The government's Mini Budget on 23 September last year led to a substantial spike in gilt yields - a rise that led to schemes facing unexpectedly large collateral calls in a short period of time, with some experiencing substantial losses in the turmoil.
But despite a number of schemes facing losses as a result of the crisis, lawyers say claiming compensation from LDI managers and consultants will be challenging.
Arc Pensions Law senior partner Anna Rogers explained: "Some schemes did crystallise losses in the LDI turmoil and for them it has to be worth looking at their contracts, but I doubt there is an easy road to recovering any meaningful compensation.
"Even if there are trustee-friendly clauses, asset managers and investment consultants are going to have defences. This is going to take a long time to play out."
Trustee understanding
In a Professional Pensions outlook article published yesterday (9 January) Burges Salmon litigation partner Suzanne Padmore agreed the trustees of schemes who fared worst from the crisis will likely be considering whether they could be in line for a claim but noted it would be complex.
She said: "Where a scheme's hedging position was not what it was understood to be, the question for these schemes is whether the level of the hedge was managed and if so, how effective was that management during 2022?
"Where hedge levels had drifted, there may be scope for claims if, as 2022 wore on, that approach presented a level of risk not properly understood or accepted by trustees."
Padmore said schemes which invested in pooled LDI funds may also have suffered, as some pooled funds did not accept cash to meet collateral calls.
She said: "Some are rumoured not to have had the resource to process the calls, whereas others may have taken that approach believing that treating all investors in the same way would be fairer than a fragmented approach."
The devil is in the detail
Writing for PP in December, Stephenson Harwood pensions managing associate Chris Edwards-Earl said he believes the potential claims arising would depend on the advice provided and contracts in place.

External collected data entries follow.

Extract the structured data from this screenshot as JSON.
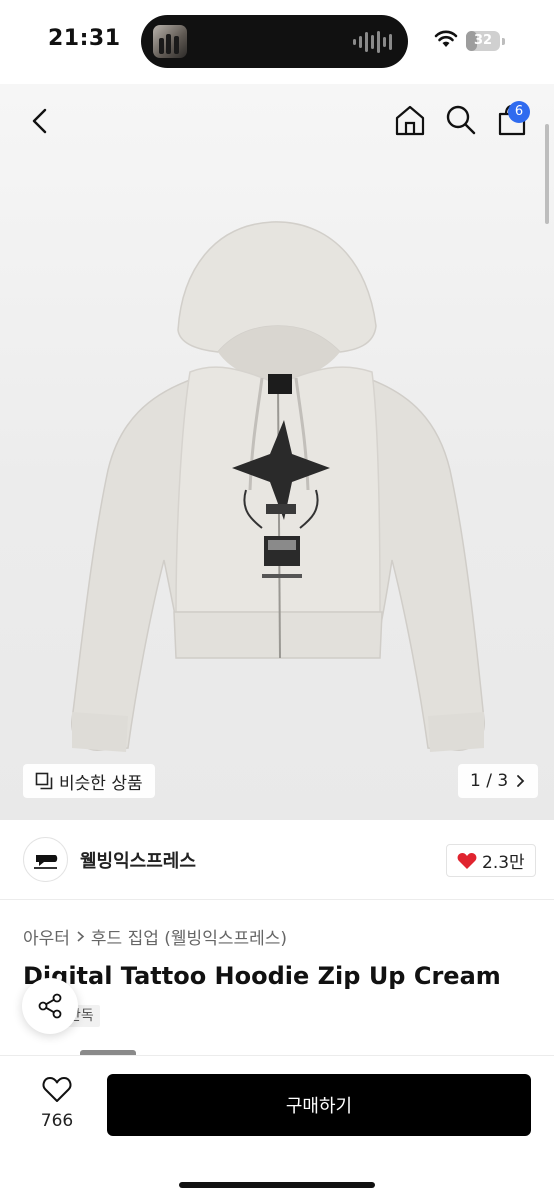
{
  "status_bar": {
    "time": "21:31",
    "battery": "32",
    "battery_level": 0.32
  },
  "nav": {
    "cart_badge": "6"
  },
  "gallery": {
    "similar_label": "비슷한 상품",
    "pager": "1 / 3"
  },
  "brand": {
    "name": "웰빙익스프레스",
    "likes": "2.3만"
  },
  "breadcrumb": {
    "category": "아우터",
    "subcategory": "후드 집업 (웰빙익스프레스)"
  },
  "product": {
    "title": "Digital Tattoo Hoodie Zip Up Cream",
    "tag": "단독"
  },
  "bottom": {
    "wish_count": "766",
    "buy_label": "구매하기"
  },
  "colors": {
    "accent_blue": "#2f6bef",
    "buy_button": "#000000",
    "heart": "#e0242f",
    "hoodie": "#e6e4df"
  },
  "icons": [
    "back-icon",
    "home-icon",
    "search-icon",
    "cart-icon",
    "similar-icon",
    "chevron-right-icon",
    "heart-icon",
    "share-icon",
    "wifi-icon"
  ]
}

He said, for many schemes, potential claims may have arisen from the investment manager taking urgent action during the crisis to raise cash in a so-called firesale which, unfortunately, may have caused the scheme losses.

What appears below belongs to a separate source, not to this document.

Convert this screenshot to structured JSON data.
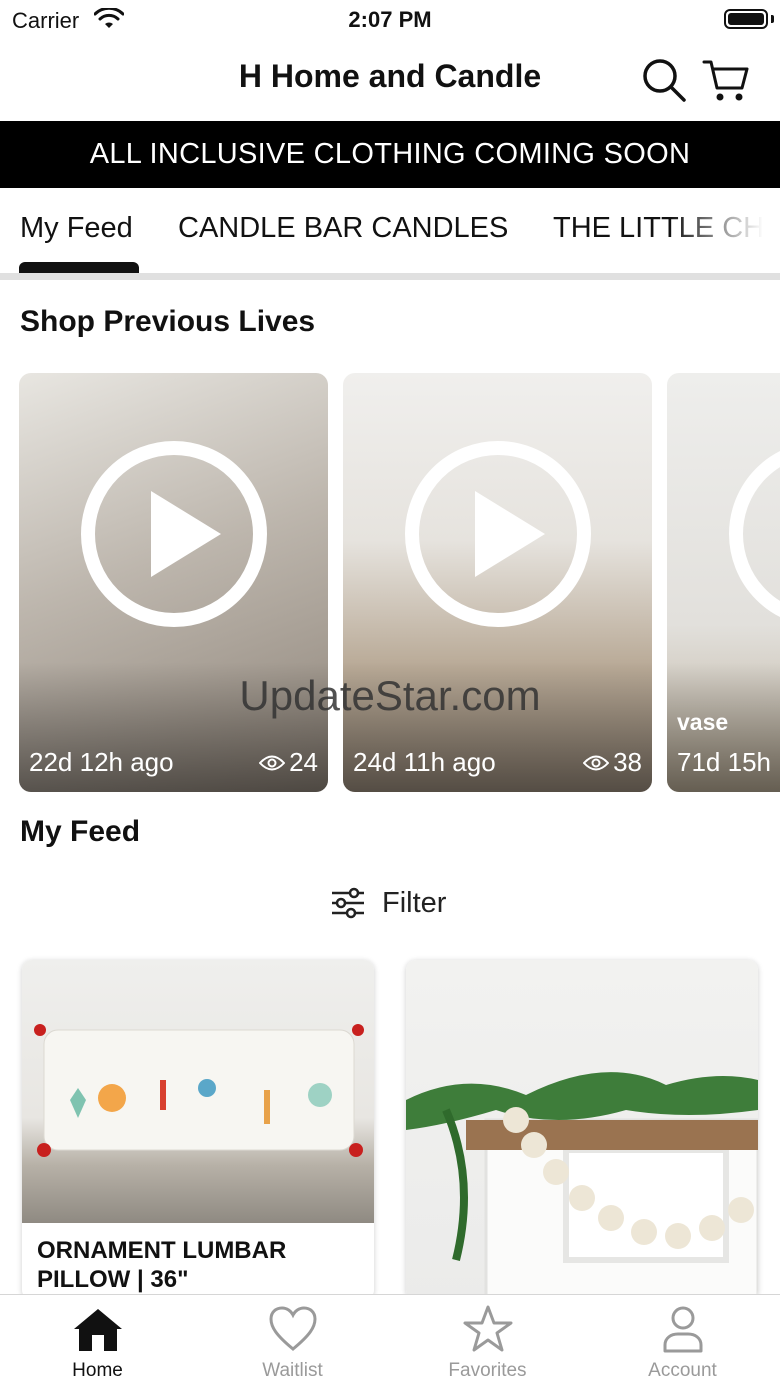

Edwards-Earl explained: "In order to challenge those actions, trustees could argue that the specific trades to raise collateral were inappropriate. The success of such a claim would depend on what the scheme's position was at the time, and what options and assets were in fact available to the investment managers."
He added that, what the investment managers were required to do under their contract may well be a different question to what they ought to have done, with the benefit of hindsight - and indeed whether another reasonably competent investment manager in their position would have done what they did.

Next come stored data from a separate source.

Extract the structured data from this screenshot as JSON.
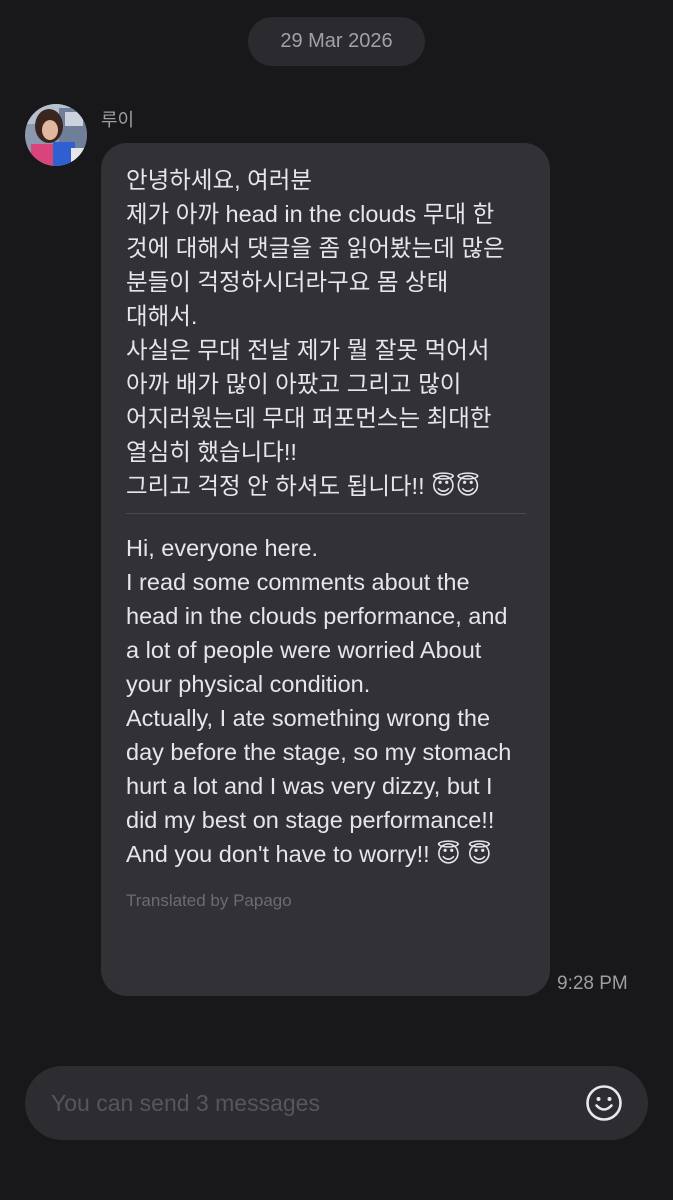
{
  "date_separator": "29 Mar 2026",
  "message": {
    "sender": "루이",
    "korean_text": "안녕하세요, 여러분\n제가 아까 head in the clouds 무대 한 것에 대해서 댓글을 좀 읽어봤는데 많은 분들이 걱정하시더라구요 몸 상태 대해서.\n사실은 무대 전날 제가 뭘 잘못 먹어서 아까 배가 많이 아팠고 그리고 많이 어지러웠는데 무대 퍼포먼스는 최대한 열심히 했습니다!!\n그리고 걱정 안 하셔도 됩니다!! 😇😇",
    "english_text": "Hi, everyone here.\nI read some comments about the head in the clouds performance, and a lot of people were worried About your physical condition.\nActually, I ate something wrong the day before the stage, so my stomach hurt a lot and I was very dizzy, but I did my best on stage performance!!\nAnd you don't have to worry!! 😇 😇",
    "translated_by": "Translated by Papago",
    "time": "9:28 PM"
  },
  "composer": {
    "placeholder": "You can send 3 messages",
    "value": ""
  },
  "colors": {
    "background": "#18181b",
    "bubble": "#313136",
    "date_pill": "#2a2a2f"
  },
  "icons": {
    "avatar": "profile-photo",
    "emoji": "smiley-face-icon"
  }
}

Edwards-Earl added the situation would be made even more complex as there were likely to have been various investment consultants and asset managers involved - noting that how they liaised with each other and the extent to which they were required to liaise would be important.
He said: "Where the investment manager was simply exercising discretion available to them, in difficult circumstances and seeking to avoid defaults, they may have a good defence.
"The devil will be in the detail of such cases - and significant sums could turn on such detail. The strongest of such claims will always be where the investment managers failed to follow instructions provided, adhere to their contracts, or apply mandates issued to them."